The Chicago Cubs’ offense has been supremely pathetic on the young season, and although there are many culprits, none is more notable than the guy who is supposed to be the Cubs’ most reliable hitter: Aramis Ramirez.
”I’m a cleanup hitter,” [Ramirez] said. ”I have to produce. And if I don’t produce the team’s going to struggle. That doesn’t mean it’s going to show up every day as wins or losses, but obviously, if I do good, there’s a pretty good chance for us to win the game. And if I don’t produce — when your cleanup hitter isn’t producing — it’s going to be tough for the offense to get going.”
How tough?
Ramirez, who’s one of the top two hitters on the team and its best clutch hitter in recent years, is hitting .157. He was bumped from cleanup to fifth in manager Lou Piniella’s new-look lineup for left-handed pitchers and went 0-for-4 with four runners left on base.
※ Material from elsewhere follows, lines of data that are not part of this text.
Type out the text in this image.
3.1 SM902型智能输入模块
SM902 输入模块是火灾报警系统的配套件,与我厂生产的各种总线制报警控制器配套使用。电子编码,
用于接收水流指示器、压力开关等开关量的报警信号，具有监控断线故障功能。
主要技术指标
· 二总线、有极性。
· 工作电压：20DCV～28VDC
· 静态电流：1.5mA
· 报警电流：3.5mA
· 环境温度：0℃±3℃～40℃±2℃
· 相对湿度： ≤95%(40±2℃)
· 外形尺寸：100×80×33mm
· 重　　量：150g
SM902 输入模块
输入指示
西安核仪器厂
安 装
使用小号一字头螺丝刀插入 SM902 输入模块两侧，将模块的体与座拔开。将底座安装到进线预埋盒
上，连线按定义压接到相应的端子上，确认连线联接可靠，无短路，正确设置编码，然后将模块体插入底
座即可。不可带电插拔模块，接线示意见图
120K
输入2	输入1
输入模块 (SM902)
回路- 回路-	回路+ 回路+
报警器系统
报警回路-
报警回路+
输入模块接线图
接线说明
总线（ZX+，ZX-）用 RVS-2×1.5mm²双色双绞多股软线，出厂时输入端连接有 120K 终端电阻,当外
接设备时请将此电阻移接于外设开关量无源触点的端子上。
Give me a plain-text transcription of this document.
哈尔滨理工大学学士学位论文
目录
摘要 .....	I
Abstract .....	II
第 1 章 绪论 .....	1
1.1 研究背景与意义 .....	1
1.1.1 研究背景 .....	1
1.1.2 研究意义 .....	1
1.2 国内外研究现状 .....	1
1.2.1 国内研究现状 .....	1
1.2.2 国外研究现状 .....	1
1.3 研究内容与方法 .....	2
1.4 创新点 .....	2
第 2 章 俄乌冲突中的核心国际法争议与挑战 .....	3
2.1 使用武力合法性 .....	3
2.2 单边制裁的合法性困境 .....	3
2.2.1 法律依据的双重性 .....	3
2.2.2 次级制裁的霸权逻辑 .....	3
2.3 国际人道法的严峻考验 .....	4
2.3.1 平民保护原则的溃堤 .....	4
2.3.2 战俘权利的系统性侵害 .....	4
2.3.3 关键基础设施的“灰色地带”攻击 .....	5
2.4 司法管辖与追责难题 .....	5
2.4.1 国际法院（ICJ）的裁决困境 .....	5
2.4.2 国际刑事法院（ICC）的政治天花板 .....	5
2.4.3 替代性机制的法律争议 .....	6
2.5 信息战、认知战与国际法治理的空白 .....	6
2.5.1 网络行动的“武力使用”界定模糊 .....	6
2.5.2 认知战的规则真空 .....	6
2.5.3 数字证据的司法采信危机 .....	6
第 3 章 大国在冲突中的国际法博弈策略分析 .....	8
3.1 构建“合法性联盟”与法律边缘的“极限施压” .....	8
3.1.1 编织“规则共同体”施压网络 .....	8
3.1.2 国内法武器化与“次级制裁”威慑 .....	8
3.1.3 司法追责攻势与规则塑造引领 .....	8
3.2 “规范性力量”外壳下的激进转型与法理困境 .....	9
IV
More telling, he has more than twice as many strikeouts (17) as hits (eight). And when he struck out leading off the first, he matched his highest April total as a Cub, with 11 games left in the month. He’s just one off his career high for April, in 2003 in Pittsburgh, when he was 25. CHICAGO SUN-TIMES.
With Ramirez, it isn’t simply a lack of production that’s troubling. Watching him at the plate, it’s clear that he’s just not feeling it right now. His swing – a slow, lumbering hack – looks nothing like the Ramirez swing we’ve come to know and love. He appears to be having trouble catching up to mere 90 mph fastballs, while all the time trying to hit 15-run homers.
Though I’m not trying to absolve Ramirez, isn’t this the kind of thing that huge money hitting coach Rudy Jaramillo was brought in to address? Isn’t it concerning to anyone else that Jaramillo shows up, and now not only is the Cubs’ best hitter not producing, he’s not producing because his swing looks like shit?
It’s early. I’m reserving serious judgment for late May, at the earliest. But it’s concerning.